The Importance of this Ruling

This ruling opens the door for the filing of claims for loss of business and added expense due to the COVID-19 pandemic and Governor Wolf’s closure orders.  Over the past year, insurers have continued to deny these types, relying on several federal cases,[2] which have predicted that the Pennsylvania Supreme Court would require physical losses or actual damage to property to assert a claim for business interruption.  Due to the significance of this ruling on a large number of pending cases and claims and its potential to affect or lead to significant additional claims that have not yet been filed/asserted, it is expected that the Defendant Insurers will immediately appeal this decision. Although it is difficult to predict how the Pennsylvania appellate courts will rule, for the time being, the Ungarean decision should give insurers pause or at cause them to reconsider their prior practice of issuing blanket denials of these types of claims at least until such time as the Pennsylvania Supreme Court hears an appeal on this case or otherwise decides this issue.  It is also important to note that Judge Ward’s decision in Ungarean will justify the filing of a lawsuit if an insurer denies these types of claims and provide a basis/precedent to oppose the expected motions that are filed by insurers that seek to dismiss the lawsuits on the basis of a lack of physical damage or due to contamination or microbial exclusions that are found in most policies.

It is important, however, to remember these claims must be handled on their own merits, and that coverage determination is always predicated on the specific language of an insured’s policy and unique facts and circumstances underlying the insured’s claim. We therefore recommend that you carefully review your policy and consult with counsel before making a final determination with respect to whether to submit a claim or initiate litigation.

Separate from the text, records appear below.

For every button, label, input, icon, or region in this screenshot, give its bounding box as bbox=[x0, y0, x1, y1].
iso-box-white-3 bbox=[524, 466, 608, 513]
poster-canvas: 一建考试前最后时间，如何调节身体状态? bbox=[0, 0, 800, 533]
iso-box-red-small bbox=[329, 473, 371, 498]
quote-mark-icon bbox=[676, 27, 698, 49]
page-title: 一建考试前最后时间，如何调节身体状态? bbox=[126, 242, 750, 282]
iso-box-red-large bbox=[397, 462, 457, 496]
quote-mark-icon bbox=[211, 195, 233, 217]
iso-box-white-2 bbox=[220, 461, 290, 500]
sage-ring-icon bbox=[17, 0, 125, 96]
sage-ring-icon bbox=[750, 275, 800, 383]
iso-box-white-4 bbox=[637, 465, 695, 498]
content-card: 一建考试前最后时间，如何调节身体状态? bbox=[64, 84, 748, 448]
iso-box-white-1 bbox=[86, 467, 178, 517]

If you would like us to review your policy or have any questions concerning coverage for coronavirus-related business interruption claims, appropriate claim-handling procedures, or potential litigation claims that may be raised against your insurer, please do not hesitate to contact Steven P. Engel or Lawrence J. Maiello to discuss the significant and complex issues these claims pose.

 

[1] Some insurance companies attempted to add these types of specific virus exclusions following the 2002-2003 SARS outbreak.  It is therefore important for business owners to carefully review their policies to determine if coverage has been expressly excluded for claims arising from viruses like COVID-19.

 

[2] See Port Auth. v. Affiliated FM Ins. Co., 311 F.3d 226 (3d Cir. 2002)(Finding that the presence of asbestos fibers at an insured property did not constitute physical damage to property, which allow insured to recover damage under its commercial insurance coverage); Motorists Mut. Ins. Co. v. Hardinger, 131 F. App’x 823, 826 (3d Cir. 2005)(Predicting that the Pennsylvania Supreme Court would require a finding that the functionality of the property was nearly eliminated or destroyed by an contamination from E. Coli to constitute the type of physical damage necessary to trigger coverage); see also, Universal Image Prods., Inc. v. Fed. Ins. Co., 475 F. App’x 569, 575 (6th Cir. 2012)(Denying plaintiff’s claim despite finding that [plaintiff] certainly suffered a large inconvenience as a result of the mold and bacterial contamination of the its building, because the plaintiff “[d]id not suffer any tangible damage to physical property, nor were the [plaintiff’s] premises rendered uninhabitable or substantially unusable.”).